The city’s Human Services Department is facing a similar situation with its distribution of federal grant money — over each of the last four years. A new state auditor’s report identified $2.7 million in costs in 2013 that didn’t have “adequate supporting documentation,” according to The Seattle Times.
A new performance-based system for how the city keeps track of its spending wouldn’t be in place for a couple of years, Seattle City Councilmember Tim Burgess told The Seattle Times.
Then there was Metropolitan King County Council’s announcement that it was canceling any further bus-service cuts until the county approves a new, two-year budget. This came just two days after the first round of cuts went into effect. Two more rounds of scheduled cuts next year had been promised as a result of the failure of Proposition 1 last April, until the county recently learned it should have higher sales-tax revenues because of the quickly growing population. Still, the city is keeping its proposition on this November’s ballot to help prevent any more cuts to bus routes serving Seattle.

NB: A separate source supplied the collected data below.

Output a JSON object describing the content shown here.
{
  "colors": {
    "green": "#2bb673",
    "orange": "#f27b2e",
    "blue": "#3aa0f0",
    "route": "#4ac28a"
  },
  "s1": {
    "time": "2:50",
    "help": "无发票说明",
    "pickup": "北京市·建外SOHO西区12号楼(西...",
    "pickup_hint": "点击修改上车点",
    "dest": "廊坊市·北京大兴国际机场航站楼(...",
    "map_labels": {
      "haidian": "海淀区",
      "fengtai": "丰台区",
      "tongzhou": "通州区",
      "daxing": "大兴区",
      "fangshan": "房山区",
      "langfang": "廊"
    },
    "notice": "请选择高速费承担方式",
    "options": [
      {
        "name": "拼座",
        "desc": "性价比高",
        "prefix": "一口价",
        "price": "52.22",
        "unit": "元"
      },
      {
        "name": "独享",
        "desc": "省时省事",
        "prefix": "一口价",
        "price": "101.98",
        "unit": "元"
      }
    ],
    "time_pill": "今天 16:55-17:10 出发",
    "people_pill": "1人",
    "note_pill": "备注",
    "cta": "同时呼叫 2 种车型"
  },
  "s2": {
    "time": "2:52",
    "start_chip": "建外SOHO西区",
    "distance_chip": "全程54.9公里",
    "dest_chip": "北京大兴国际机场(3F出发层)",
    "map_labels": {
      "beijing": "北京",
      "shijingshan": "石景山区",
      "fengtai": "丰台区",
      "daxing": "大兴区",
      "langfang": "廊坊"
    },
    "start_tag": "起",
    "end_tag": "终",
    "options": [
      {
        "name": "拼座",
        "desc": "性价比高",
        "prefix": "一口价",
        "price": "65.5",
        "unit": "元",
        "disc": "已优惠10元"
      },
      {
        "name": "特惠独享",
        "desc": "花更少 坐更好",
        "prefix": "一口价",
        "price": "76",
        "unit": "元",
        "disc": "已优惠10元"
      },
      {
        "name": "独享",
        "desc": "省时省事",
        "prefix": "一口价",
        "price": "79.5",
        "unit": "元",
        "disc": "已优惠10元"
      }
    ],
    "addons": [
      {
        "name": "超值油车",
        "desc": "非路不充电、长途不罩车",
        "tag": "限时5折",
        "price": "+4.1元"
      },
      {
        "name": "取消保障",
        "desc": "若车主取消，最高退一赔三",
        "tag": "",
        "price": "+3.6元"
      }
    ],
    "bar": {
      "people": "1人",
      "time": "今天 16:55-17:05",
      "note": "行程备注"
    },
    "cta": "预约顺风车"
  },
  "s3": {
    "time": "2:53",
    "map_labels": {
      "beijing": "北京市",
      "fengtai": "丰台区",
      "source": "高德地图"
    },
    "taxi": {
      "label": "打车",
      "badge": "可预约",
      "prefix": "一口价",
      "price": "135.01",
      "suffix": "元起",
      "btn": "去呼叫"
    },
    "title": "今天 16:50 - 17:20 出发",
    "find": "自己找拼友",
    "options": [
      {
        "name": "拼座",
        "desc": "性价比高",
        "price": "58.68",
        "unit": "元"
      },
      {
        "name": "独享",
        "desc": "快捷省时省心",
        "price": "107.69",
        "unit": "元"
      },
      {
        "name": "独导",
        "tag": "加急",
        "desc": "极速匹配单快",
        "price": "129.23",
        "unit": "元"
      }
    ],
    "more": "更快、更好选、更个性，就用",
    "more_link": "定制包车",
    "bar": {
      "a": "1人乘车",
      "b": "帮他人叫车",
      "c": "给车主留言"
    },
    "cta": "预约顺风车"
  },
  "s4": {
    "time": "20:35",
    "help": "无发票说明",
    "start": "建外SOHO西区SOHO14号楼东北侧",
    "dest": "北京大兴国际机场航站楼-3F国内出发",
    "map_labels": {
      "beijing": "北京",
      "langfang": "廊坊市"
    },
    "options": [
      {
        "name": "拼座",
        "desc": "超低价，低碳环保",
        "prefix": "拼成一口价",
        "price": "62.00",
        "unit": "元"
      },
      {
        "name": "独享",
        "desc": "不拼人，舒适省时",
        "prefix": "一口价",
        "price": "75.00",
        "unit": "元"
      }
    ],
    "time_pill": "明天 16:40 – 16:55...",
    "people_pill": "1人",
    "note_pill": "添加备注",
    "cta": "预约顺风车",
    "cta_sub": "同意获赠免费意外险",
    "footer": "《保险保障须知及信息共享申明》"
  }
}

Seattle is also proactively scaling back its waterfront redevelopment plan to keep the mounting costs to the original $1.07 billion target set in 2012. The target budget includes funding for the new Elliott Bay seawall, refurbished public piers, a rebuilt Alaskan Way and a new waterfront park, as well as other projects. With the Alaskan Way Viaduct replacement tunnel stalled and the viaduct now not scheduled for demolition until at least 2017, the city is trimming its plans to not only pay for cost overruns from the two construction projects but planning for inflation — ultimately aiming for $168 million in cuts.
Lesser projects — such as the renovation of a pedestrian bridge or full replacement of Piers 62 and 63 — were either simplified or postponed. But one project that should have never made it past the idea phase was a $25 million seasonal swimming-pool barge on Elliott Bay. If it was initially deemed a vital component to the waterfront plan, then there are other impractical ideas that, surely, can be eliminated to save taxpayers’ dollars.
It’s disdainful that our government leaders could misspend any of our money; it’s incredulous that it could be done so blatantly to this extent.